Civilization's record with domination has equated the word to mean 'abusive dominance.' Lost is the understanding of dominance with wisdom. That is what women are really looking for in men, wisdom with their energy. Knowing that truth, love and wisdom are the same thing, we can trust the thrust of God knowing that He knows what He is doing. But civilization is torn between the impotent, domesticated man of the office cubicle, and the insanity of George W. and jihadists. Funny how we have to control God lest the men get out of control. So an erection remains a taboo, and our spiritual birth control keeps the wagons circled as the world gets smaller and smaller. Things don't bode too well for the human race as we face our first planetary crisis together, climate change.

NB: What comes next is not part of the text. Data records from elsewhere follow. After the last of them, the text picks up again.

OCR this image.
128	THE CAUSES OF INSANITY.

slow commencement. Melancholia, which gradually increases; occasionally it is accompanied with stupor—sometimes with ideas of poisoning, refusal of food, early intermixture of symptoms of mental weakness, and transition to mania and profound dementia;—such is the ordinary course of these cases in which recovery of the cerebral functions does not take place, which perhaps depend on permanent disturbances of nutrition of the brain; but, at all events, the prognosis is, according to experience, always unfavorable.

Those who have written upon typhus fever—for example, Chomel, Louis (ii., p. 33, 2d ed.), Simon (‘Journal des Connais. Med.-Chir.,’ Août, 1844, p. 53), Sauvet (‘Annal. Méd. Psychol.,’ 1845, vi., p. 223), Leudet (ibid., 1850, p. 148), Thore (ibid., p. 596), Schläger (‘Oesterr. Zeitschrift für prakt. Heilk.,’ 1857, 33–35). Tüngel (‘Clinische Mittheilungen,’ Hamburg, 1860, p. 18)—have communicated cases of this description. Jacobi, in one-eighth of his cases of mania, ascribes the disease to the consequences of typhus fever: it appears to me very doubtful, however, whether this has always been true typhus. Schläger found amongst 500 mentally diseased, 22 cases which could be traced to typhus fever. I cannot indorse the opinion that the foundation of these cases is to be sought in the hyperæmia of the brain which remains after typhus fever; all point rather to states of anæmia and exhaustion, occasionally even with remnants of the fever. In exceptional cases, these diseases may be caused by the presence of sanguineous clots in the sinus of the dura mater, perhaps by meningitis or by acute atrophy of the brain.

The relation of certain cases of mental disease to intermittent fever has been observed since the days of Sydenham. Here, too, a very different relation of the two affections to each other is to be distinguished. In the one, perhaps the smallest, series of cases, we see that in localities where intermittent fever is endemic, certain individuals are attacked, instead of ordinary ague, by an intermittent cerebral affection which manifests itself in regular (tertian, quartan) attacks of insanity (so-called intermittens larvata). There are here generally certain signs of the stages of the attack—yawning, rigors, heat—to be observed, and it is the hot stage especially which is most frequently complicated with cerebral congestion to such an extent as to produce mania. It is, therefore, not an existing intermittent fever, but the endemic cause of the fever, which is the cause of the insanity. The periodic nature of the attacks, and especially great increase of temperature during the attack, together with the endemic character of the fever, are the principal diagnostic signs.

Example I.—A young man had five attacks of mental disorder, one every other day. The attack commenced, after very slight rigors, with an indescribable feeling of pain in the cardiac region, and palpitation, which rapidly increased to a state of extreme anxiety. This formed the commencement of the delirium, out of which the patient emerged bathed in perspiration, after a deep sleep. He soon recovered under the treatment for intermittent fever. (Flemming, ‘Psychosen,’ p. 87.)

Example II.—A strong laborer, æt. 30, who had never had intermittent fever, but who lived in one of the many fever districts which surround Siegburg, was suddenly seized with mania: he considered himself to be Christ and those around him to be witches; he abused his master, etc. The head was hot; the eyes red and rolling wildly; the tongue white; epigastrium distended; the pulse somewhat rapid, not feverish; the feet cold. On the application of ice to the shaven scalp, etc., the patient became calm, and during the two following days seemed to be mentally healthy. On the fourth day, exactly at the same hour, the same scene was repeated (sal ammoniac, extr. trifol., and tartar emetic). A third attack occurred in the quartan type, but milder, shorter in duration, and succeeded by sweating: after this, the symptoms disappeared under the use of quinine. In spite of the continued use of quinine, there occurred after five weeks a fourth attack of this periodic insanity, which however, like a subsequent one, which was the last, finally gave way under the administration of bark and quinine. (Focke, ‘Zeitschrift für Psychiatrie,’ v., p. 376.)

Sex is the creation of life. Religion thinks the only important life is human (despite its protests). So it helps cover the Creation in asphalt, convinced that reality is only God, humans and inert matter. It has no idea what spiritual reality is outside of a human standing in a desert begging for a cup of water from a far distant 'parent.'

Its a civilized problem. The mind in control. Wondering how to live by the heart of Jesus, but never looking 'upstairs' at what really is controlling us. We think the mind is the solution, not the problem.

So the condom comment did have its predictable effect.